Marcia Clark Talks Sexism In 'People v. O.J. Simpson' & IRL, Because Art Imitates Life And Vice Versa
From her curls to children, Marcia Clark, the lead prosecutor in the O.J. Simpson trial, was subjected to all kinds of criticism. The mother of two was a target from every angle — the public, the media, and even inside the courtroom itself — and only in retrospect is the abhorrent sexism Clark endured so obvious. It's been more than 20 years since the Trial of the Century, and as The People v. O.J. Simpson: American Crime Story looks back at race, wealth, and murder in the 1990s, one thing that Clark is grateful for is how the series also brought that sexist treatment into primetime.
"Sexism is a universal issue," Clark tells Bustle. "Women go through this every day, whether they work outside the home or not. So in focusing a light on the issue, I think [ACS creator] Ryan Murphy has done a tremendous service for all of us."
That sexism is front and center in the sixth episode "Marcia, Marcia, Marcia," as tabloid headlines mock Clark's appearance after she gets a smart haircut and a grocery cashier makes a dig while she buys a box of tampons. Topless photos from a vacation to St.
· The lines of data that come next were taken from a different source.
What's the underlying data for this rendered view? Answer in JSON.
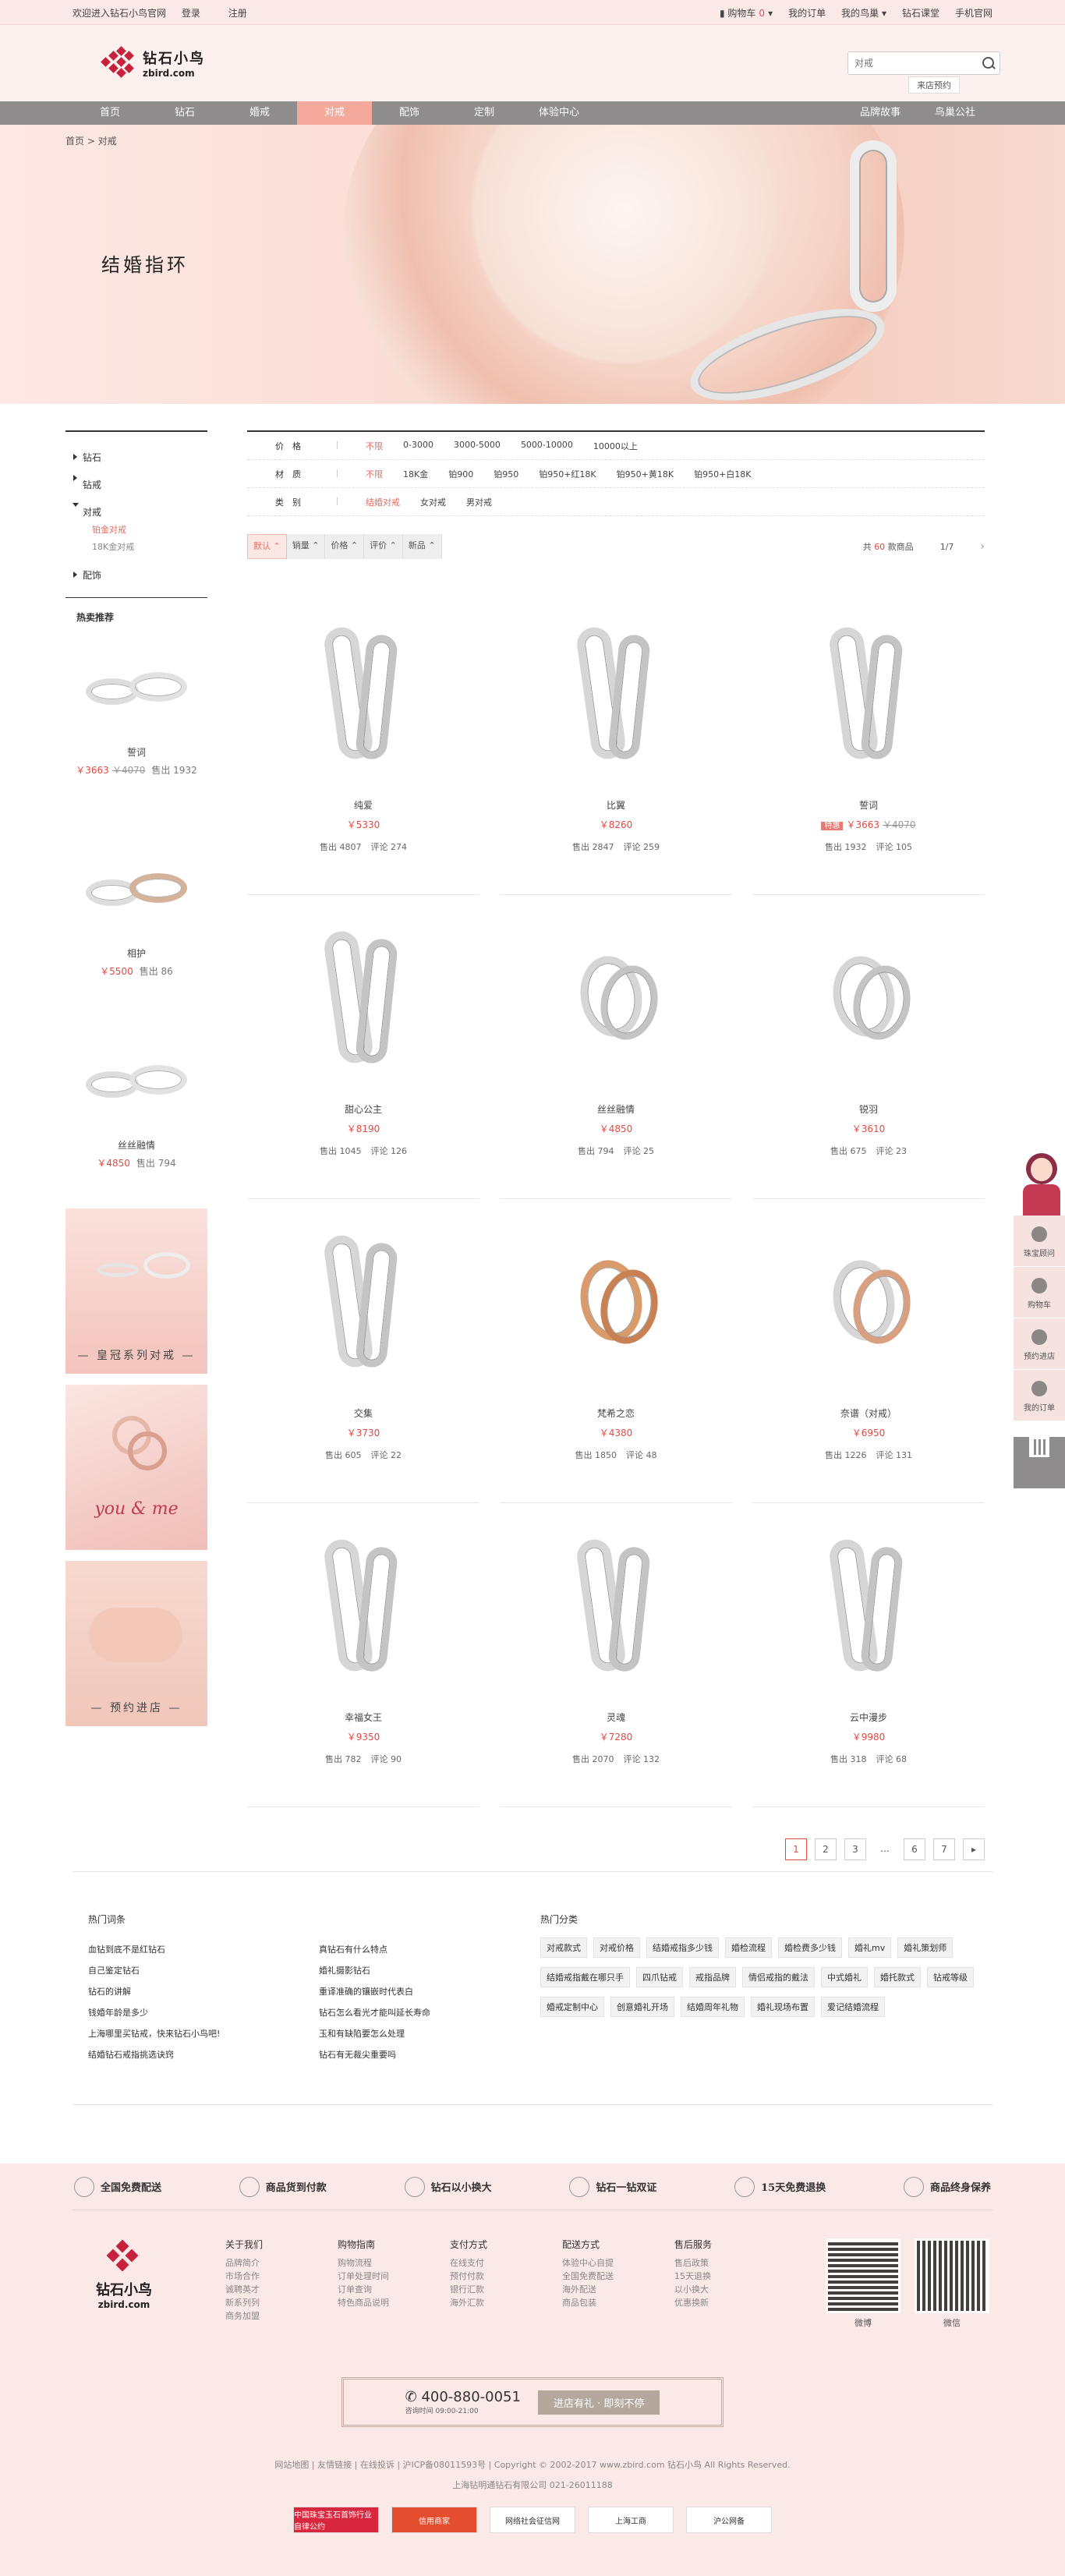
{
  "topbar": {
    "welcome": "欢迎进入钻石小鸟官网",
    "login": "登录",
    "register": "注册",
    "cart_label": "购物车",
    "cart_count": "0",
    "my_orders": "我的订单",
    "my_bird": "我的鸟巢",
    "classroom": "钻石课堂",
    "mobile": "手机官网"
  },
  "header": {
    "logo_cn": "钻石小鸟",
    "logo_en": "zbird.com",
    "search_placeholder": "对戒",
    "store_btn": "来店预约"
  },
  "nav": {
    "items": [
      "首页",
      "钻石",
      "婚戒",
      "对戒",
      "配饰",
      "定制",
      "体验中心"
    ],
    "right": [
      "品牌故事",
      "鸟巢公社"
    ]
  },
  "banner": {
    "breadcrumb": "首页  >  对戒",
    "title": "结婚指环"
  },
  "sidebar": {
    "menu": [
      "钻石",
      "钻戒",
      "对戒",
      "配饰"
    ],
    "sub": [
      "铂金对戒",
      "18K金对戒"
    ],
    "hot_title": "热卖推荐",
    "products": [
      {
        "name": "誓词",
        "price": "￥3663",
        "old": "￥4070",
        "sold": "售出 1932"
      },
      {
        "name": "相护",
        "price": "￥5500",
        "old": "",
        "sold": "售出 86"
      },
      {
        "name": "丝丝融情",
        "price": "￥4850",
        "old": "",
        "sold": "售出 794"
      }
    ],
    "banners": [
      "— 皇冠系列对戒 —",
      "you & me",
      "— 预约进店 —"
    ]
  },
  "filters": [
    {
      "label": "价　格",
      "opts": [
        "不限",
        "0-3000",
        "3000-5000",
        "5000-10000",
        "10000以上"
      ]
    },
    {
      "label": "材　质",
      "opts": [
        "不限",
        "18K金",
        "铂900",
        "铂950",
        "铂950+红18K",
        "铂950+黄18K",
        "铂950+白18K"
      ]
    },
    {
      "label": "类　别",
      "opts": [
        "结婚对戒",
        "女对戒",
        "男对戒"
      ]
    }
  ],
  "sort": {
    "buttons": [
      "默认 ⌃",
      "销量 ⌃",
      "价格 ⌃",
      "评价 ⌃",
      "新品 ⌃"
    ],
    "total_prefix": "共",
    "total": "60",
    "total_suffix": "款商品",
    "page": "1/7",
    "next": "›"
  },
  "products": [
    {
      "name": "纯爱",
      "price": "￥5330",
      "old": "",
      "sold": "售出 4807",
      "reviews": "评论 274",
      "tag": "",
      "metal": "silver"
    },
    {
      "name": "比翼",
      "price": "￥8260",
      "old": "",
      "sold": "售出 2847",
      "reviews": "评论 259",
      "tag": "",
      "metal": "silver"
    },
    {
      "name": "誓词",
      "price": "￥3663",
      "old": "￥4070",
      "sold": "售出 1932",
      "reviews": "评论 105",
      "tag": "特惠",
      "metal": "silver"
    },
    {
      "name": "甜心公主",
      "price": "￥8190",
      "old": "",
      "sold": "售出 1045",
      "reviews": "评论 126",
      "tag": "",
      "metal": "silver"
    },
    {
      "name": "丝丝融情",
      "price": "￥4850",
      "old": "",
      "sold": "售出 794",
      "reviews": "评论 25",
      "tag": "",
      "metal": "silver"
    },
    {
      "name": "锐羽",
      "price": "￥3610",
      "old": "",
      "sold": "售出 675",
      "reviews": "评论 23",
      "tag": "",
      "metal": "silver"
    },
    {
      "name": "交集",
      "price": "￥3730",
      "old": "",
      "sold": "售出 605",
      "reviews": "评论 22",
      "tag": "",
      "metal": "silver"
    },
    {
      "name": "梵希之恋",
      "price": "￥4380",
      "old": "",
      "sold": "售出 1850",
      "reviews": "评论 48",
      "tag": "",
      "metal": "rose"
    },
    {
      "name": "奈谱（对戒）",
      "price": "￥6950",
      "old": "",
      "sold": "售出 1226",
      "reviews": "评论 131",
      "tag": "",
      "metal": "mixed"
    },
    {
      "name": "幸福女王",
      "price": "￥9350",
      "old": "",
      "sold": "售出 782",
      "reviews": "评论 90",
      "tag": "",
      "metal": "silver"
    },
    {
      "name": "灵魂",
      "price": "￥7280",
      "old": "",
      "sold": "售出 2070",
      "reviews": "评论 132",
      "tag": "",
      "metal": "silver"
    },
    {
      "name": "云中漫步",
      "price": "￥9980",
      "old": "",
      "sold": "售出 318",
      "reviews": "评论 68",
      "tag": "",
      "metal": "silver"
    }
  ],
  "pager": [
    "1",
    "2",
    "3",
    "...",
    "6",
    "7",
    "▸"
  ],
  "links": {
    "left_title": "热门词条",
    "col1": [
      "血钻到底不是红钻石",
      "自己鉴定钻石",
      "钻石的讲解",
      "钱婚年龄是多少",
      "上海哪里买钻戒，快来钻石小鸟吧!",
      "结婚钻石戒指挑选诀窍"
    ],
    "col2": [
      "真钻石有什么特点",
      "婚礼摄影钻石",
      "重译准确的镶嵌时代表白",
      "钻石怎么看光才能叫延长寿命",
      "玉和有缺陷要怎么处理",
      "钻石有无裁尖重要吗"
    ],
    "right_title": "热门分类",
    "tags": [
      "对戒款式",
      "对戒价格",
      "结婚戒指多少钱",
      "婚检流程",
      "婚检费多少钱",
      "婚礼mv",
      "婚礼策划师",
      "结婚戒指戴在哪只手",
      "四爪钻戒",
      "戒指品牌",
      "情侣戒指的戴法",
      "中式婚礼",
      "婚托款式",
      "钻戒等级",
      "婚戒定制中心",
      "创意婚礼开场",
      "结婚周年礼物",
      "婚礼现场布置",
      "爱记结婚流程"
    ]
  },
  "service": [
    "全国免费配送",
    "商品货到付款",
    "钻石以小换大",
    "钻石一钻双证",
    "15天免费退换",
    "商品终身保养"
  ],
  "footer": {
    "cols": [
      {
        "title": "关于我们",
        "items": [
          "品牌简介",
          "市场合作",
          "诚聘英才",
          "新系列列",
          "商务加盟"
        ]
      },
      {
        "title": "购物指南",
        "items": [
          "购物流程",
          "订单处理时间",
          "订单查询",
          "特色商品说明"
        ]
      },
      {
        "title": "支付方式",
        "items": [
          "在线支付",
          "预付付款",
          "银行汇款",
          "海外汇款"
        ]
      },
      {
        "title": "配送方式",
        "items": [
          "体验中心自提",
          "全国免费配送",
          "海外配送",
          "商品包装"
        ]
      },
      {
        "title": "售后服务",
        "items": [
          "售后政策",
          "15天退换",
          "以小换大",
          "优惠换新"
        ]
      }
    ],
    "qr_labels": [
      "微博",
      "微信"
    ],
    "hotline": "400-880-0051",
    "hotline_time": "咨询时间 09:00-21:00",
    "hotline_btn": "进店有礼 · 即刻不停",
    "copyright_line1": "网站地图  |  友情链接  |  在线投诉  |  沪ICP备08011593号  |  Copyright © 2002-2017 www.zbird.com 钻石小鸟 All Rights Reserved.",
    "copyright_line2": "上海钻明通钻石有限公司  021-26011188",
    "badges": [
      "中国珠宝玉石首饰行业自律公约",
      "信用商家",
      "网络社会征信网",
      "上海工商",
      "沪公网备"
    ]
  },
  "float": [
    "珠宝顾问",
    "购物车",
    "预约进店",
    "我的订单"
  ],
  "colors": {
    "accent": "#e14a44",
    "nav": "#8e8c8c",
    "nav_active": "#f4a99c",
    "bg_pink": "#fbe9e7"
  }
}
Tropez is splashed across the front page of the National Enquirer. And Clark's ability to parent her two young children is questioned by everyone, including Simpson's defense team.
Despite all the public scrutiny, Clark tells Bustle the worst sexism took place within the courtroom walls and that it negatively impacted the trial. She believes Judge Lance Ito, who presided over Simpson's trial, treated her "more harshly and disrespectfully" than the other attorneys. (Ito has denied this.) "If the judge treats a lawyer badly, the jury — whether consciously or subconsciously — will adopt that attitude," she says. "That directly impacts the lawyer's ability to get a fair trial." (Ito has not commented on the series or its portrayal of him.)
But even without the spotlight of primetime television, this kind of sexist spectacle takes place in women's lives every day. Think about when a female celebrity gains weight or goes through a nasty divorce. Or if you get cat-called on your way to work at 8 a.m.
Still, Clark believes there's been progress since her time in court.
"Women are less afraid to call out sexist behavior, and men — particularly the younger generation — are so much more sensitive to it [and] aware of it," she says. "It's not that women don't still suffer from sexism, they certainly do. But 20 years ago, any woman who called out sexism was viewed as a 'whiner' or worse, a liar who used the claim to get ahead or as an excuse because she just 'couldn't cut it.' Now, there are more women — and men — who are unafraid to call it when they see it."
After Simpson was acquitted in 1995, Clark never prosecuted a case again and found a successful career in writing crime fiction, which she considers her true passion. She admits that many of her books' inspirations come from her own life — her newest release, Blood Defense, is centered around a female lawyer who lives by her own moral code after experiencing a traumatic childhood, only this time she's a criminal defense attorney.
ACS rekindled a lot of pain from a difficult time, including the revelation that she is a sexual assault survivor, but Clark seems to have come to peace with every mistake and memory.
As for women today, her advice is simply, "Don't let anyone tell you what you can't do."